Teilprojekt: "Partnerstrukturförderung in Lateinamerika"
Partnerdialog und Qualitätssicherung – dies sind die Stichworte, die das Teilprojekt charakterisieren. Die Partnerorganisationen und Einsatzstellen im Ausland sind beträchtlich am Gelingen oder Scheitern von Freiwilligendiensten beteiligt. In ihren Händen liegt ein Großteil des tatsächlichen Ablaufs eines Dienstes. Dabei können verschiedene Probleme auftreten, nicht selten aufgrund mangelnder Kommunikation der Beteiligten.
Durch die Maßnahmen des Teilprojekts sollen die Rahmenbedingungen für internationale Freiwilligendienste verbessert werden. Die Partner sollen stärker in die Prozesse einbezogen werden, damit zukünftig Überforderungen oder Schieflagen vermieden werden können. Die regionale und internationale Vernetzung soll vorangebracht, der Erfahrungsaustausch erhöht und die personellen Ressourcen effizienter genutzt werden.
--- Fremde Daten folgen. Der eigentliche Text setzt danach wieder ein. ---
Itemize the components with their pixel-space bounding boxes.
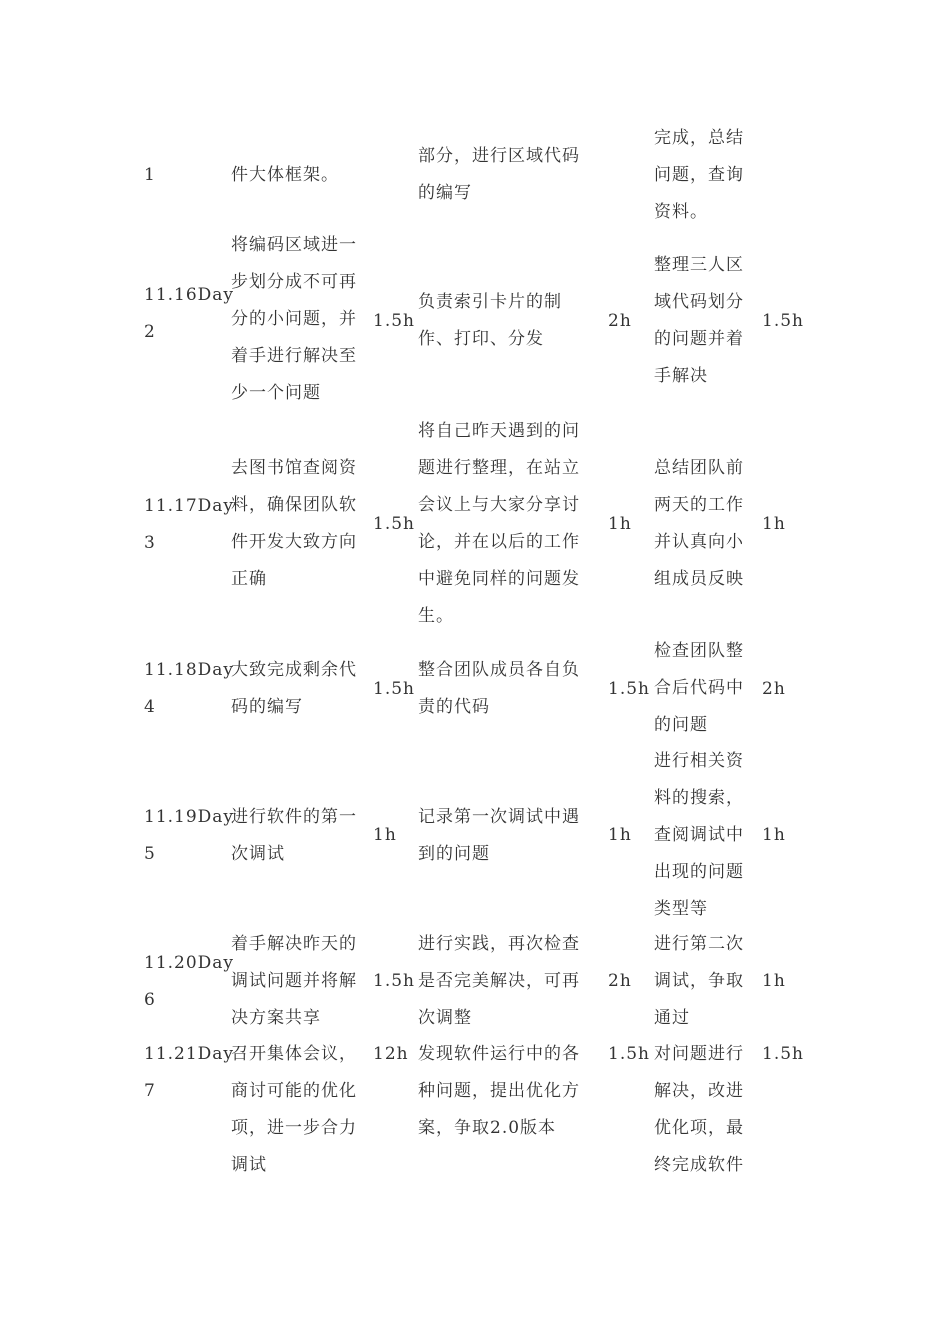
date-cell: 11.16Day 2: [144, 285, 235, 342]
time-cell: 2h: [762, 679, 786, 699]
work-cell: 进行实践，再次检查 是否完美解决，可再 次调整: [418, 934, 580, 1028]
time-cell: 12h: [373, 1044, 409, 1064]
time-cell: 1.5h: [608, 1044, 650, 1064]
task-cell: 着手解决昨天的 调试问题并将解 决方案共享: [231, 934, 357, 1028]
summary-cell: 整理三人区 域代码划分 的问题并着 手解决: [654, 255, 744, 386]
time-cell: 2h: [608, 311, 632, 331]
time-cell: 1h: [608, 514, 632, 534]
work-cell: 部分，进行区域代码 的编写: [418, 146, 580, 203]
work-cell: 整合团队成员各自负 责的代码: [418, 660, 580, 717]
summary-cell: 对问题进行 解决，改进 优化项，最 终完成软件: [654, 1044, 744, 1175]
time-cell: 1.5h: [608, 679, 650, 699]
date-cell: 11.19Day 5: [144, 807, 235, 864]
task-cell: 将编码区域进一 步划分成不可再 分的小问题，并 着手进行解决至 少一个问题: [231, 235, 357, 403]
work-cell: 负责索引卡片的制 作、打印、分发: [418, 292, 562, 349]
date-cell: 11.17Day 3: [144, 496, 235, 553]
summary-cell: 进行第二次 调试，争取 通过: [654, 934, 744, 1028]
task-cell: 件大体框架。: [231, 165, 339, 185]
date-cell: 11.18Day 4: [144, 660, 235, 717]
date-cell: 11.20Day 6: [144, 953, 235, 1010]
time-cell: 2h: [608, 971, 632, 991]
time-cell: 1.5h: [373, 514, 415, 534]
time-cell: 1.5h: [762, 311, 804, 331]
time-cell: 1h: [373, 825, 397, 845]
task-cell: 去图书馆查阅资 料，确保团队软 件开发大致方向 正确: [231, 458, 357, 589]
work-cell: 发现软件运行中的各 种问题，提出优化方 案，争取2.0版本: [418, 1044, 580, 1138]
time-cell: 1.5h: [373, 971, 415, 991]
summary-cell: 完成，总结 问题，查询 资料。: [654, 128, 744, 222]
task-cell: 大致完成剩余代 码的编写: [231, 660, 357, 717]
summary-cell: 进行相关资 料的搜索， 查阅调试中 出现的问题 类型等: [654, 751, 744, 919]
date-cell: 11.21Day 7: [144, 1044, 235, 1101]
summary-cell: 总结团队前 两天的工作 并认真向小 组成员反映: [654, 458, 744, 589]
time-cell: 1.5h: [373, 311, 415, 331]
summary-cell: 检查团队整 合后代码中 的问题: [654, 641, 744, 735]
time-cell: 1h: [608, 825, 632, 845]
work-cell: 记录第一次调试中遇 到的问题: [418, 807, 580, 864]
task-cell: 召开集体会议， 商讨可能的优化 项，进一步合力 调试: [231, 1044, 357, 1175]
time-cell: 1h: [762, 971, 786, 991]
date-cell: 1: [144, 165, 156, 185]
work-cell: 将自己昨天遇到的问 题进行整理，在站立 会议上与大家分享讨 论，并在以后的工作 中避免同样的问题发 生。: [418, 421, 580, 626]
time-cell: 1.5h: [373, 679, 415, 699]
time-cell: 1.5h: [762, 1044, 804, 1064]
task-cell: 进行软件的第一 次调试: [231, 807, 357, 864]
time-cell: 1h: [762, 825, 786, 845]
time-cell: 1h: [762, 514, 786, 534]
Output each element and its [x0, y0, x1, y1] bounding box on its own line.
In der Praxis heißt das: Beratungen, fachlicher Austausch, Aufgaben- und Rollenklärungen, Abstimmung von Daten- und Bedarfserhebungen. Dies geschieht im Rahmen von Projektbesuchen und Workshops, die von einem Berater auf Zeit vor Ort organisiert und durchgeführt werden. Solche Workshops („talleres“) richten sich an die Mitarbeiter der lokalen Organisationen und Projektstellen, die mit Freiwilligendiensten befasst sind. Hier sollen ihnen ihre Aufgaben näher gebracht und die Möglichkeit geboten werden, generelle Fragen zu klären und untereinander Erfahrungen auszutauschen. Zudem wird jedes Jahr ein internationaler Workshop in Deutschland stattfinden.
Als Gebiet wurde Lateinamerika gewählt, da hier die Zahl der Freiwilligendienste stets sehr hoch ist und günstige Voraussetzungen vorliegen. Die Arbeitsgemeinschaft für Entwicklungshilfe e.V. (AGEH) verantwortet das Teilprojekt.